De standpunten van de officier van justitie en de verdediging.
6.1 De officier van justitie heeft geconcludeerd dat verdachte zich heeft schuldig gemaakt aan diefstal met geweld dan wel afpersing [feit 1] en het opzettelijk aanwezig hebben van 0,7 gram cocaïne [feit 3].

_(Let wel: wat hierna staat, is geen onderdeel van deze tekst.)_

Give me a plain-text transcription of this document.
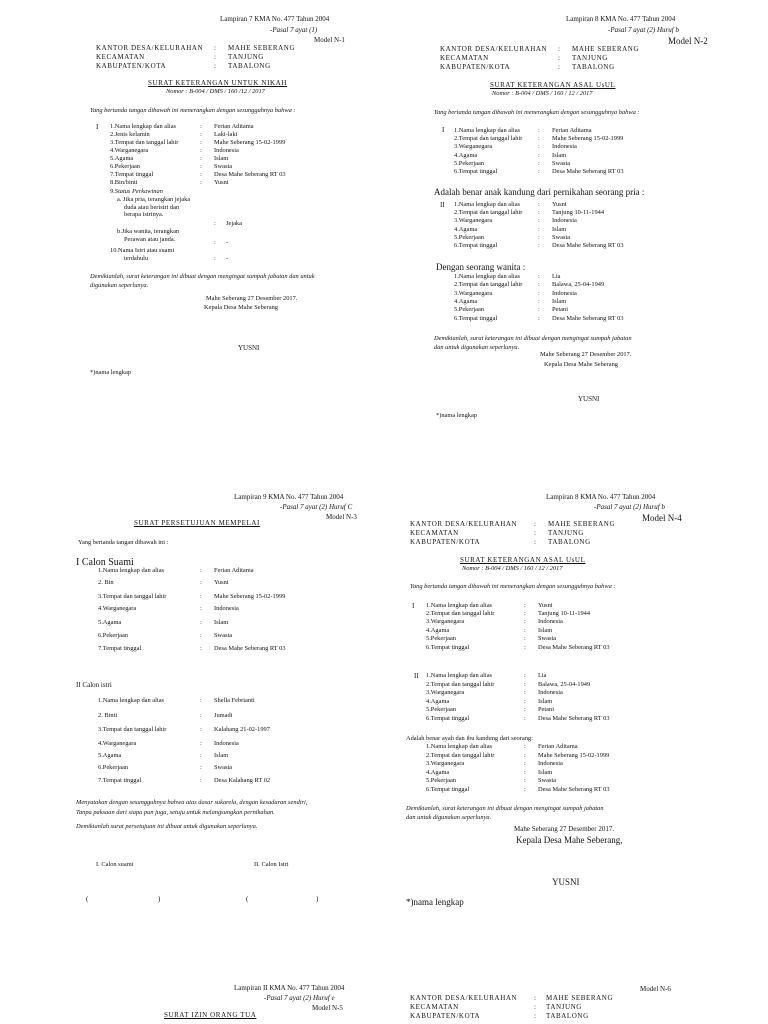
Lampiran 7 KMA No. 477 Tahun 2004
-Pasal 7 ayat (1)
Model N-1
KANTOR DESA/KELURAHAN : MAHE SEBERANG
KECAMATAN	: TANJUNG
KABUPATEN/KOTA	: TABALONG
SURAT KETERANGAN UNTUK NIKAH
Nomor : B-004 / DMS / 160 /12 / 2017
Yang bertanda tangan dibawah ini menerangkan dengan sesungguhnya bahwa :
I 1.Nama lengkap dan alias	: Ferian Aditama
2.Jenis kelamin	: Laki-laki
3.Tempat dan tanggal lahir	: Mahe Seberang 15-02-1999
4.Warganegara	: Indonesia
5.Agama	: Islam
6.Pekerjaan	: Swasta
7.Tempat tinggal	: Desa Mahe Seberang RT 03
8.Bin/binti	: Yusni
9.Status Perkawinan
a. Jika pria, terangkan jejaka
duda atau beristri dan
berapa istrinya.
: Jejaka
b.Jika wanita, terangkan
Perawan atau janda.	: -
10.Nama Istri atau suami
terdahulu	: -
Demikianlah, surat keterangan ini dibuat dengan mengingat sumpah jabatan dan untuk
digunakan seperlunya.
Mahe Seberang 27 Desember 2017.
Kepala Desa Mahe Seberang
YUSNI
*)nama lengkap
Lampiran 8 KMA No. 477 Tahun 2004
-Pasal 7 ayat (2) Huruf b
Model N-2
KANTOR DESA/KELURAHAN : MAHE SEBERANG
KECAMATAN	: TANJUNG
KABUPATEN/KOTA	: TABALONG
SURAT KETERANGAN ASAL UsUL
Nomor : B-004 / DMS / 160 / 12 / 2017
Yang bertanda tangan dibawah ini menerangkan dengan sesungguhnya bahwa :
I 1.Nama lengkap dan alias	: Ferian Aditama
2.Tempat dan tanggal lahir : Mahe Seberang 15-02-1999
3.Warganegara	: Indonesia
4.Agama	: Islam
5.Pekerjaan	: Swasta
6.Tempat tinggal	: Desa Mahe Seberang RT 03
Adalah benar anak kandung dari pernikahan seorang pria :
II 1.Nama lengkap dan alias	: Yusni
2.Tempat dan tanggal lahir : Tanjung 10-11-1944
3.Warganegara	: Indonesia
4.Agama	: Islam
5.Pekerjaan	: Swasta
6.Tempat tinggal	: Desa Mahe Seberang RT 03
Dengan seorang wanita :
1.Nama lengkap dan alias	: Lia
2.Tempat dan tanggal lahir : Balawa, 25-04-1949
3.Warganegara	: Indonesia
4.Agama	: Islam
5.Pekerjaan	: Petani
6.Tempat tinggal	: Desa Mahe Seberang RT 03
Demikianlah, surat keterangan ini dibuat dengan mengingat sumpah jabatan
dan untuk digunakan seperlunya.
Mahe Seberang 27 Desember 2017.
Kepala Desa Mahe Seberang
YUSNI
*)nama lengkap
Lampiran 9 KMA No. 477 Tahun 2004
-Pasal 7 ayat (2) Huruf C
Model N-3
SURAT PERSETUJUAN MEMPELAI
Yang bertanda tangan dibawah ini :
I Calon Suami
1.Nama lengkap dan alias	: Ferian Aditama
2. Bin	: Yusni
3.Tempat dan tanggal lahir	: Mahe Seberang 15-02-1999
4.Warganegara	: Indonesia
5.Agama	: Islam
6.Pekerjaan	: Swasta
7.Tempat tinggal	: Desa Mahe Seberang RT 03
II Calon istri
1.Nama lengkap dan alias	: Shella Febrianti
2. Binti	: Jumadi
3.Tempat dan tanggal lahir	: Kalahang 21-02-1997
4.Warganegara	: Indonesia
5.Agama	: Islam
6.Pekerjaan	: Swasta
7.Tempat tinggal	: Desa Kalahang RT 02
Menyatakan dengan sesungguhnya bahwa atas dasar sukarela, dengan kesadaran sendiri,
Tanpa paksaan dari siapa pun juga, setuju untuk melangsungkan pernikahan.
Demikianlah surat persetujuan ini dibuat untuk digunakan seperlunya.
I. Calon suami	II. Calon Istri
(	)	(	)
Lampiran 8 KMA No. 477 Tahun 2004
-Pasal 7 ayat (2) Huruf b
Model N-4
KANTOR DESA/KELURAHAN : MAHE SEBERANG
KECAMATAN	: TANJUNG
KABUPATEN/KOTA	: TABALONG
SURAT KETERANGAN ASAL UsUL
Nomor : B-004 / DMS / 160 / 12 / 2017
Yang bertanda tangan dibawah ini menerangkan dengan sesungguhnya bahwa :
I 1.Nama lengkap dan alias	: Yusni
2.Tempat dan tanggal lahir	: Tanjung 10-11-1944
3.Warganegara	: Indonesia
4.Agama	: Islam
5.Pekerjaan	: Swasta
6.Tempat tinggal	: Desa Mahe Seberang RT 03
II 1.Nama lengkap dan alias	: Lia
2.Tempat dan tanggal lahir	: Balawa, 25-04-1949
3.Warganegara	: Indonesia
4.Agama	: Islam
5.Pekerjaan	: Petani
6.Tempat tinggal	: Desa Mahe Seberang RT 03
Adalah benar ayah dan ibu kandung dari seorang:
1.Nama lengkap dan alias	: Ferian Aditama
2.Tempat dan tanggal lahir	: Mahe Seberang 15-02-1999
3.Warganegara	: Indonesia
4.Agama	: Islam
5.Pekerjaan	: Swasta
6.Tempat tinggal	: Desa Mahe Seberang RT 03
Demikianlah, surat keterangan ini dibuat dengan mengingat sumpah jabatan
dan untuk digunakan seperlunya.
Mahe Seberang 27 Desember 2017.
Kepala Desa Mahe Seberang,
YUSNI
*)nama lengkap
Lampiran II KMA No. 477 Tahun 2004
-Pasal 7 ayat (2) Huruf e
Model N-5
SURAT IZIN ORANG TUA
Model N-6
KANTOR DESA/KELURAHAN : MAHE SEBERANG
KECAMATAN	: TANJUNG
KABUPATEN/KOTA	: TABALONG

6.2 Verdachte ontkent enige betrokkenheid bij de overval. De raadsman heeft aangevoerd dat uit de bewijsmiddelen niet onomstotelijk is vast komen te staan dat verdachte bij de overval aanwezig is geweest en dat er mogelijk sprake is geweest van een persoonsverwisseling. De raadsman heeft geconcludeerd dat verdachte om deze reden van hetgeen aan hem onder feit 1 is tenlastegelegd dient te worden vrijgesproken. Mocht de rechtbank desondanks toch tot een bewezenverklaring komen dan is de raadsman van mening dat er onvoldoende bewijs is om tot een bewezenverklaring van bedreiging met een vuurwapen en een stiletto te komen, nu geen van de aangevers of getuigen een vuurwapen heeft gezien en slechts aangever [slachtoffer 1] heeft verklaard over een stiletto. De raadsman heeft zich ten aanzien van feit 3 gerefereerd aan het oordeel van de rechtbank.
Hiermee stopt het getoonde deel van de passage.